NRT Soft AE Immersive Experience – Trainee Reflection

Bridging Polymer Science, Electrochemistry, and Machine Learning at ENGINE2025

By Justin Hughes 
Dept. of Materials Science & Engineering, University of Pennsylvania
NRT Soft AE Trainees
Published March 11, 2025

 

For my Immersive Experience, I attended the Grenoble Energy Conversion & Storage (ENGINE2025) Winter School at the Grenoble Institute of Technology in Grenoble, France. Given that developing energy production and storage technologies are integral to energy, this was an interesting and crucial topic for instruction, especially for graduate students working on topics related to this field. This workshop was also a  unique experience since the organizers facilitated a mix of content: lectures on fundamentals of electrochemistry and interfacial science, selected research applications such as all-solid-state batteries, tours of world-class international research facilities such as the Institut Laue-Langevin (ILL) and European Synchrotron Radiation Facility (ESRF), and poster sessions where we had the chance to both present our own research, as well as discuss our topics with other students, staff scientists, and others. I presented a poster, “Bayesian Optimization-Driven Autonomous Exploration of Polymer Phase Boundaries” and focused on my recent developments in establishing experimental workflows to increase resource utilization efficiency and time efficiency in the study polymer-based materials by employing Gaussian process (GP)-informed Bayesian optimization (BO) methods.

group of people standing in front of the EPN Science Campus sign

This entire experience in Grenoble was unique because it helped me gain perspective on both the scientific content and machine learning-related aspects of my research on developing polymer phase diagrams. On the science side, I eventually want to move towards using these Bayesian methods to develop solid polymer electrolytes (SPEs) for solid state batteries, but out of all of the workshop attendees, I probably had the least extensive background in electrochemistry. However, through the earlier fundamentals-oriented presentations, I began to learn the vocabulary and basic mechanisms of how chemical processes such as lithiation during battery cycling affected the structure and properties of a battery. Additionally, I developed an appreciation for how my specific research would fit into the context of applied science: solid state batteries are generally useful since they have a higher energy density than liquid electrolyte-based batteries, as well as having more favorable safety metrics. But one major drawback is volumetric expansion and contraction from lithiation and delithiation during battery cycling causing ceramic-based electrolytes to either delaminate or have otherwise adverse interfacial interactions with the electrodes. Alternatively, SPEs have more favorable flexibility and toughness which help promote better interfacial contact, even during cycling.

On the machine learning side, it was interesting to see that I don’t recall any of the student-presented posters mentioning machine learning methods, and few of the presentations did either. For a field where many of the materials used in complex, multicomponent applications are composites themselves, there is a lot of unexplored potential in leveraging machine learning processes.
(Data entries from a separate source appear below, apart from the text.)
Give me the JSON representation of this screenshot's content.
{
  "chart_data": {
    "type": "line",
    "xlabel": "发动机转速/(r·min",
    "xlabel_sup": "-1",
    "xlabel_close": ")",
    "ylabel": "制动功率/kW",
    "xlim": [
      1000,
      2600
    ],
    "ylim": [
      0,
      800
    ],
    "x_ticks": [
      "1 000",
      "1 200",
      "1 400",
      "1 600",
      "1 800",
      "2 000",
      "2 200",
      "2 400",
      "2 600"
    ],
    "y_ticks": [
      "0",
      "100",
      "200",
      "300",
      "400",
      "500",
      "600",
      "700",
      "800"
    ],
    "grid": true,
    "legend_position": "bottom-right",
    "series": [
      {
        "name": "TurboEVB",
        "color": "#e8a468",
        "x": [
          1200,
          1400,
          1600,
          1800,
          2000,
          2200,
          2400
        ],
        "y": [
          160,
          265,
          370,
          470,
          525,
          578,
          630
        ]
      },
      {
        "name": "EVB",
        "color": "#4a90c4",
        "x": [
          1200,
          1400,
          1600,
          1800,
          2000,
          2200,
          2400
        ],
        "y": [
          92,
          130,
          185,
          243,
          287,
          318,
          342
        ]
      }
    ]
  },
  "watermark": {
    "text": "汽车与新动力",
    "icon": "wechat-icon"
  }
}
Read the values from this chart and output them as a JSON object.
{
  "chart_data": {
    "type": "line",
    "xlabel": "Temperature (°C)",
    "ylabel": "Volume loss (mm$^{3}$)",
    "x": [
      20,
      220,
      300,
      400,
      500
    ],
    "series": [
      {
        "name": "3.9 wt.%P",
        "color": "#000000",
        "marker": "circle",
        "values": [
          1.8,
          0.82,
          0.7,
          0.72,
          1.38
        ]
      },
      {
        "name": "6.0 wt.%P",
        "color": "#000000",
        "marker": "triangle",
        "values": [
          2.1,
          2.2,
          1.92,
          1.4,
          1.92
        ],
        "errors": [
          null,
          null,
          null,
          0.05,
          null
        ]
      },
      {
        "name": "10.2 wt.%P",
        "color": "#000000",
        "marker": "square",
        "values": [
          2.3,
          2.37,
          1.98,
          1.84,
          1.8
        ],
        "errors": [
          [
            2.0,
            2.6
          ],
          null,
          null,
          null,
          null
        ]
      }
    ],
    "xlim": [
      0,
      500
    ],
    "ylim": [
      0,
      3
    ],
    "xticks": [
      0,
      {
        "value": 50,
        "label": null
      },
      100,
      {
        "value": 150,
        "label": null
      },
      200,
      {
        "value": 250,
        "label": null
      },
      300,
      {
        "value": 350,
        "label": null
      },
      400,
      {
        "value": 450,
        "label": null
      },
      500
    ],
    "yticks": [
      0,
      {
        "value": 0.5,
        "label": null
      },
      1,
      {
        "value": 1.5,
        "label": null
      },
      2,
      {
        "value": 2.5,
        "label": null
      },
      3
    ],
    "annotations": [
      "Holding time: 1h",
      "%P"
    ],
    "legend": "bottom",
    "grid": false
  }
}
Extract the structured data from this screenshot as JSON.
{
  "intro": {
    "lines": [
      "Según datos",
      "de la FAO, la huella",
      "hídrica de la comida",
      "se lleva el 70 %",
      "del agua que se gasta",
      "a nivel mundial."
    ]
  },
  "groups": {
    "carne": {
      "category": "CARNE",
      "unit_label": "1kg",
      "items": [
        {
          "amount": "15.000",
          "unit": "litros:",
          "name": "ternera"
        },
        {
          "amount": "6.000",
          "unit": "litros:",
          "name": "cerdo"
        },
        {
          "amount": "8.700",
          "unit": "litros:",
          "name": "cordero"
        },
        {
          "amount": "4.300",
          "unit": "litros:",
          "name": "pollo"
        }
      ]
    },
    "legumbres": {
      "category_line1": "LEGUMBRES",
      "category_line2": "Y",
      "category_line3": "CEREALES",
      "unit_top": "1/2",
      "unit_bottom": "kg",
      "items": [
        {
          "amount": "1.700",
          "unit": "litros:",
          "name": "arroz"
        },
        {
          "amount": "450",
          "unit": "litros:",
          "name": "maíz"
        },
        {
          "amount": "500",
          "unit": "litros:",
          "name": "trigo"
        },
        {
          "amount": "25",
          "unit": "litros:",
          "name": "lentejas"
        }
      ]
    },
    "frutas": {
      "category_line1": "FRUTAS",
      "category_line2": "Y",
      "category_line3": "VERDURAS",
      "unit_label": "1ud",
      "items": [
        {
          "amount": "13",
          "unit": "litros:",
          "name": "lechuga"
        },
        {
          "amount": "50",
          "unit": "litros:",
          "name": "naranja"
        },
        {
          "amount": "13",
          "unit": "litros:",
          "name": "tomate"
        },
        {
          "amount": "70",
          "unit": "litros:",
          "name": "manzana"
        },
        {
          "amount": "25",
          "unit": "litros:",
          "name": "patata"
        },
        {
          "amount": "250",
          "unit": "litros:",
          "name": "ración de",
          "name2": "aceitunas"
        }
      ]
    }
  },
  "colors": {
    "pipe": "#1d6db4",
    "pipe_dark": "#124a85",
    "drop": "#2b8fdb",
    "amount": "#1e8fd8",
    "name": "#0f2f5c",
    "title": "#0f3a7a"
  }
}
For instance, ML could be used to help navigate high-dimensional material selection, sample preparation, and characterization parameter spaces to make the best material possible for a given application.

On the other hand, it was encouraging that during discussions with beamline scientists at the ILL and ESRF, they were either already starting to or at least open to implementing data science-oriented methods, such as BO, to help with data analysis and sample preparation. This makes sense given not only the complexity of the science at hand, but also the complexity of data analysis: the data output from an experimental session of neutron or X-ray scattering could reach gigabytes or more of total storage space, so having either parallel analysis running during data acquisition, or at least a robust framework laid out beforehand, would be useful. Since beamtime at either of these facilities is such a scarce resource, it would be wise to leverage methods such as BO that employ acquisition functions to recommend only the most useful experiments to be conducted.

Lastly, it was really encouraging to see the level of collaboration that was present even on the other students’ research topics. Many of the other students that presented their posters indicated that several of their collaborators were from foreign countries, so I got to see how frequently and easily different scientists and engineers from different backgrounds and perspectives were able to come together to help address common research goals.

Attending this workshop was an invaluable experience. It taught me how my research in soft matter fits into the bigger picture of energy storage applications, how large-scale research facilities are run, and how collaborative research is fostered across even international borders. It also helped elucidate the underexplored potential of machine learning-based methods for improving scientific workflows, especially in the context of large-scale data processing. In sum, attending the ENGINE2025 Winter School helped me develop a broader understanding and appreciation for how research is conducted – lessons learned that I will apply in my research moving forward.